23. 6. 2001
Ich
stelle fest, ich bin unzufrieden. Mir fehlt etwas. Wie kann ich es erreichen?
Zunächst
einmal muss ich natürlich herausfinden, was ich möchte und mich darauf gefasst
machen, dass dieses Möchten wie eine Zwiebel mit vielen Schichten ist und dass
die Schicht, die ich zunächst sehe, nicht unbedingt die ist, die ich auch
wirklich essen möchte.
Also
wie ist es zu bewerkstelligen, durch jene verwirrenden Schichten hindurch das
wirklich Fehlende zu finden?
Wenn
ich es nicht schaffe, den oberflächlichen Wunsch zu erfüllen, ist das, was ich
so wünsche vielleicht jetzt nicht für mich und ich muss warten, bis mein Wunsch
stark genug ist, sodass ich ihn einfach erfülle.
Dennoch
bin ich jetzt unzufrieden und glaube, das Leben zu versäumen. Und so taucht
auch die Frage auf, was darunter liegt – ob ich etwa das Leben eines Anderen
möchte bzw. etwas, das ich im Leben eines Anderen sehe.
Ich
glaube, ich muss den Weg da hin (zu den Lebensumständen, die andere, die ich
bewundere oder beneide, bereits erreicht haben) selbst finden. Dazu muss ich
eben meine Grenzen überschreiten, über mich hinauswachsen. So nähere ich mich
dem Ziel meiner Sehnsucht, und das ist meine Lebensaufgabe. Sonst gibt es keine.
Das hat das Leben für mich vorgesehen und für alle anderen natürlich auch. Die
einzige Frage, auf die es im Leben ankommt, ist die, ob ich diese Aufgabe
erfülle oder nicht. Erfülle ich sie, so komme ich näher zum Licht, wenn nicht,
nähere ich mich der Finsternis. Und in ihr natürlich der Hölle, und die ist
nichts anderes als das Feuer der Unzufriedenheit, das an uns nagt, bis wir uns
auf den Weg machen und etwas tun für uns selbst. Insofern ist natürlich klar,
dass einer, der tot ist, nichts mehr tun kann für sich selbst, weshalb das
Feuer ein ewiges ist. Ein Ausgeschiedener.
Um
Missverständnisse dieser Aussage zu vermeiden möchte ich hinzufügen, dass ich
damit nicht sagen will, dass es so etwas wie eine „ewige Verdammnis“ gibt.

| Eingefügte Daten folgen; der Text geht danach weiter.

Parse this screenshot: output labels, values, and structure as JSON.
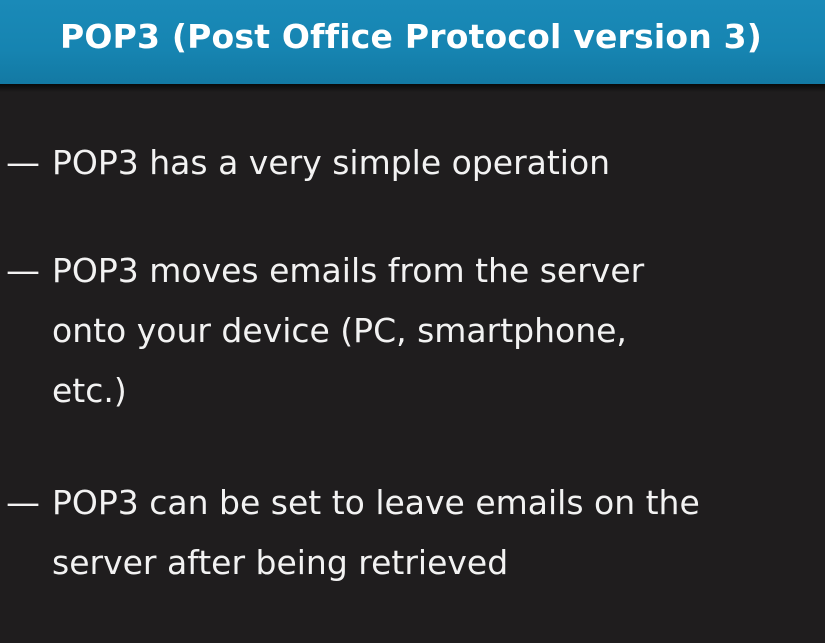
{
  "slide": {
    "title": "POP3 (Post Office Protocol version 3)",
    "bullet_marker": "—",
    "bullets": [
      {
        "lines": [
          "POP3 has a very simple operation"
        ]
      },
      {
        "lines": [
          "POP3 moves emails from the server",
          "onto your device (PC, smartphone,",
          "etc.)"
        ]
      },
      {
        "lines": [
          "POP3 can be set to leave emails on the",
          "server after being retrieved"
        ]
      }
    ],
    "colors": {
      "title_bar": "#1684b1",
      "background": "#1f1d1e",
      "text": "#f2f2f2"
    }
  }
}
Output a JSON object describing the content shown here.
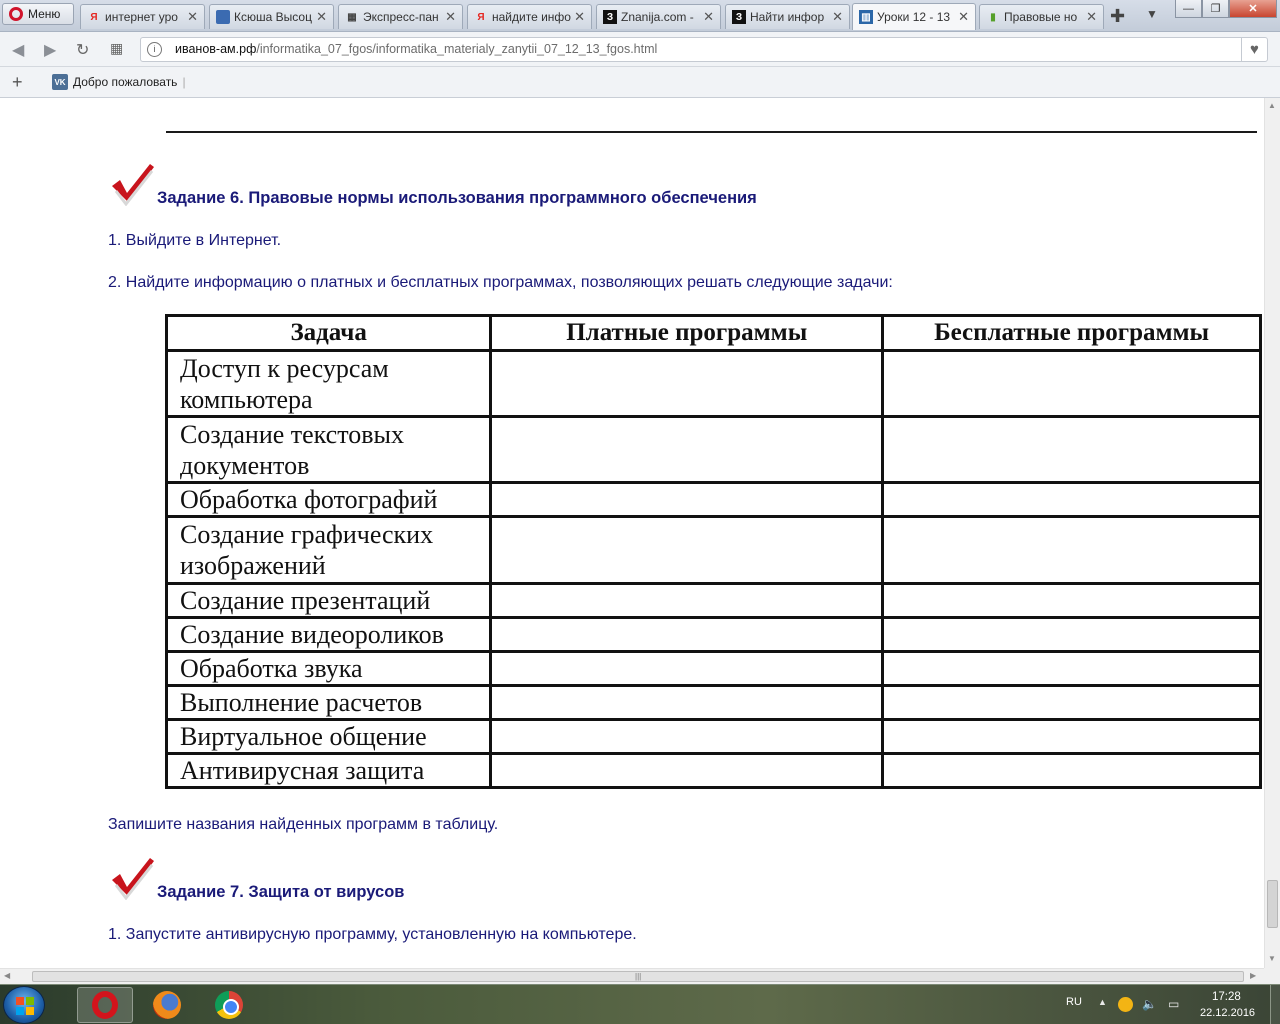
{
  "browser": {
    "menu_label": "Меню",
    "tabs": [
      {
        "title": "интернет уро",
        "favicon": "Я",
        "favicon_color": "#e52620"
      },
      {
        "title": "Ксюша Высоц",
        "favicon": "",
        "favicon_color": "#3b6bb1"
      },
      {
        "title": "Экспресс-пан",
        "favicon": "▦",
        "favicon_color": "#444444"
      },
      {
        "title": "найдите инфо",
        "favicon": "Я",
        "favicon_color": "#e52620"
      },
      {
        "title": "Znanija.com -",
        "favicon": "З",
        "favicon_color": "#111111"
      },
      {
        "title": "Найти инфор",
        "favicon": "З",
        "favicon_color": "#111111"
      },
      {
        "title": "Уроки 12 - 13",
        "favicon": "▥",
        "favicon_color": "#2b67a8"
      },
      {
        "title": "Правовые но",
        "favicon": "▮",
        "favicon_color": "#55a02a"
      }
    ],
    "url_host": "иванов-ам.рф",
    "url_path": "/informatika_07_fgos/informatika_materialy_zanytii_07_12_13_fgos.html",
    "bookmark": "Добро пожаловать"
  },
  "page": {
    "task6_title": "Задание 6. Правовые нормы использования программного обеспечения",
    "task6_step1": "1. Выйдите в Интернет.",
    "task6_step2": "2. Найдите информацию о платных и бесплатных программах, позволяющих решать следующие задачи:",
    "table": {
      "headers": [
        "Задача",
        "Платные программы",
        "Бесплатные программы"
      ],
      "rows": [
        "Доступ к ресурсам компьютера",
        "Создание текстовых документов",
        "Обработка фотографий",
        "Создание графических изображений",
        "Создание презентаций",
        "Создание видеороликов",
        "Обработка звука",
        "Выполнение расчетов",
        "Виртуальное общение",
        "Антивирусная защита"
      ]
    },
    "after_table": "Запишите названия найденных программ в таблицу.",
    "task7_title": "Задание 7. Защита от вирусов",
    "task7_step1": "1. Запустите антивирусную программу, установленную на компьютере."
  },
  "taskbar": {
    "lang": "RU",
    "time": "17:28",
    "date": "22.12.2016",
    "apps": [
      "opera-icon",
      "firefox-icon",
      "chrome-icon"
    ]
  },
  "colors": {
    "text_accent": "#1a1a78",
    "check_red": "#c8141c"
  }
}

Tatsächlich gibt es in allen Menschen eine Ebene der Wahrnehmung, auf der das
Ziel der Sehnsucht – nämlich die Erfahrung des Einsseins mit der liebenden
Schöpferkraft – unmittelbar da ist. Daher ist es höchst wahrscheinlich, dass
ein Sterbender diese Wahrnehmungsebene erreicht. Aber es bleibt in diesem Fall
schon sehr sehr schade, dass das ganze Leben vorübergegangen ist ohne diese
Erfahrung, denn es hätte ein Leben in dieser Erfahrung sein können.
Dennoch,
sobald die Erfahrung da ist, ist alles gut und alle früheren Schmerzen sind
vergessen – so wie es in der Apokalypse heißt: „Er wird alle Tränen von ihren
Augen abwischen : Der Tod wird nicht mehr sein, keine Trauer, keine Klage,
keine Mühsal. Denn was früher war, ist vergangen.“ (21,4).
Das
Kriterium auf unserem Weg zum Ziel unserer Sehnsucht sind logischerweise keine
äußeren Maßstäbe, sondern allein das eigene Empfinden. Jeder spürt ja genau,
wie nah oder fern er/sie seinem/ihrem Idealbefinden ist. Wenn die Entfernung
groß ist, gilt es natürlich, was zu tun.
Zunächst natürlich wieder
einfach wahrzunehmen, was da ist und sich von dem bewegen zu lassen.
Wenn
etwas in uns brodelt und wir nicht wissen, was es ist, dann liegt eine Art
Deckel darüber, sodass es nicht zutage treten kann. Dann brodelt es in uns. Es
wird gut sein, den Topf zu entdecken, in dem es brodelt, damit er nicht
explodiert. Und dann, hineinzusehen, sich dem Schmerz, der darin brodelt,
auszusetzen. Und dann, Mitgefühl für sich selbst empfinden (nicht
Selbstmitleid!) und vielleicht um Hilfe zu bitten, wenn es allein nicht zu
schaffen ist. Und wenn niemand da ist, dann die Kraft, die uns ins Leben
gerufen hat, fragen um Hilfe, um Ideen, um Kraft, um Einsicht. Das ist die
Auseinandersetzung mit sich selbst und mit der Welt. Das ist der Weg, der zu
Bewusstheit und Erfüllung führt.
Wenn
der Topf schon explodiert ist, wird es gut sein, sich zu sammeln. Irgendwo
anfangen, bei einem Zipfel des Ich und von da aus schauen, wo alles geblieben
ist – und es dann zurückholen, Stück für Stück sich wieder anzuschließen.
Einfach
schauen, ohne Urteile, lässt uns die Teile wieder finden. Es darf alles sein.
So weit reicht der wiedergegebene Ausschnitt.